University of Tulsa is facing a Title IX lawsuit from a female student who alleges the university did not do enough in addressing the history of sexual assault allegations by basketball player, Patrick Swilling, Jr. The lawsuit states that the university knew of an incident at Swilling's former school, the College of Southern Idaho and ESPN commentator said it is "shocking that the coach [at Southern Idaho] would pass the buck" on this. This is NOT AT ALL shocking. This underground passing of suspect student athletes happens all the time. What is more shocking--to me--is that the Southern Idaho admitted it handled things poorly. The former president said he felt the school's duty to investigate was mitigated by the fact that local law enforcement conducted an investigation.
Back in Tulsa, though, Swilling was cleared by a university investigation into the sexual assault (there was also a prior sexual assault allegation to campus security by a student who has graduated and does not want to pursue the issue--which was not pursued by the university). This has seemingly cleared Swilling for athletic participation and he is in fact trying to get on the football team and the coach wants him. How this lawsuit (and an Outside the Lines investigation into sexual assault) affects his chances remains up in the air. 

Friday, August 15, 2014

NCAA Reform and Title IX

Last week a federal district court judge ruled in favor of the former college athletes, lead by Ed O'Bannon, who were challenging NCAA rules that prevented them from sharing in the proceeds that their colleges and universities earned by licensing their names and likenesses for commercial purposes like television broadcasts. The court agreed with the athletes that NCAA restrictions on athlete compensation are a form of price fixing that unreasonably restrains trade, and, as such, violate federal antitrust law.  As a result of the court's decision, the NCAA must allow schools to use broadcast proceeds to provide stipends that compensate athletes for the true cost of attendance, which is often more than the cost of tuition, room and board, and books to which athletic scholarships are currently limited.  And it must allow schools to hold some of the money they receive from television broadcasters for using players names and likenesses in a trust fund, to be shared among the players when they graduate. Though these changes will result in only modest compensation for former athletes -- the court specified that the NCAA could restrict payments from the trust fund to ensure that athletes only receive up to $5000 -- the case is still a very big deal.  No longer can the NCAA invoke the concept of amateurism to justify whatever restrictions it would like to place on athlete compensation.

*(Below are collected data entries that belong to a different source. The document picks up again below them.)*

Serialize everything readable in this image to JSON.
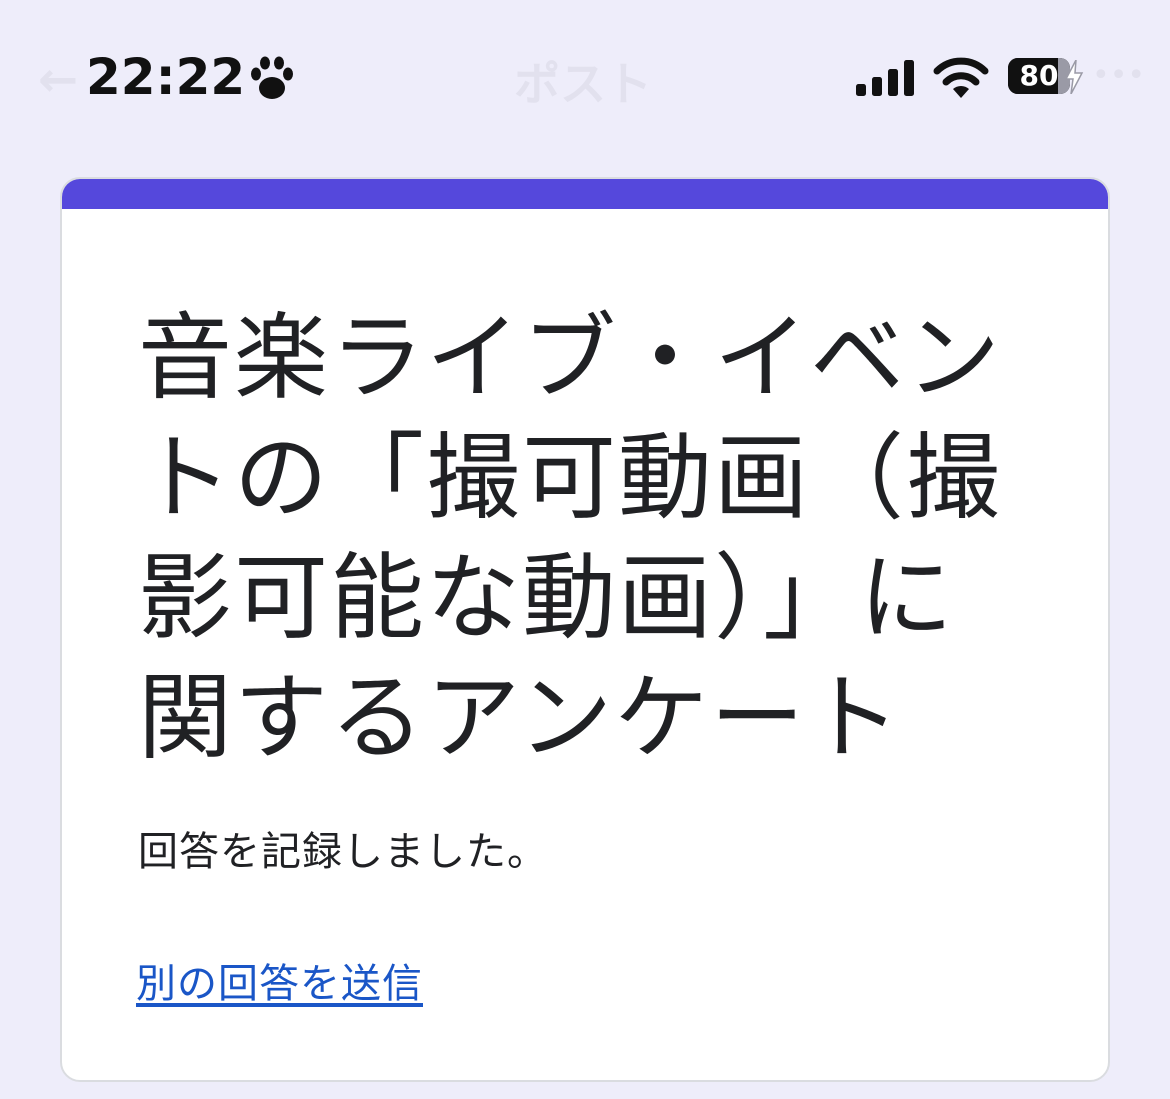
{
  "status_bar": {
    "time": "22:22",
    "battery_level": "80",
    "battery_fraction": 0.8,
    "icons": [
      "paw-icon",
      "signal-icon",
      "wifi-icon",
      "battery-icon",
      "charging-bolt-icon"
    ]
  },
  "background_header": {
    "back_icon": "←",
    "title": "ポスト",
    "more_icon": "•••"
  },
  "form": {
    "accent_color": "#5548dc",
    "title": "音楽ライブ・イベントの「撮可動画（撮影可能な動画）」に関するアンケート",
    "confirmation_message": "回答を記録しました。",
    "resubmit_link": "別の回答を送信",
    "link_color": "#1a56c7"
  }
}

Notably, the O'Bannon plaintiffs came from the sports of men's basketball and football, which are the sports that generate broadcast revenue.  Accordingly, the decision only speaks to athletes in those sports.  Yet, the decision is bound to have an indirect effect on women's sports, as a result of Title IX.  As economist Andrew Schwarz explains, both in Jane McManus's column on espnW, as well as in his own Deadspin column yesterday, Title IX requires schools to allocate scholarship dollars in manner proportionate to the gender ratio of student athletes.  A school that decides to offer male football recruits some additional compensation would  have to ensure that a proportionate dollar amount is allocated to female athletes as well.  Otherwise, they have a compliance problem.  (Or more likely, a worse compliance problem, as many schools already do not provide enough scholarship dollars to female athletes.)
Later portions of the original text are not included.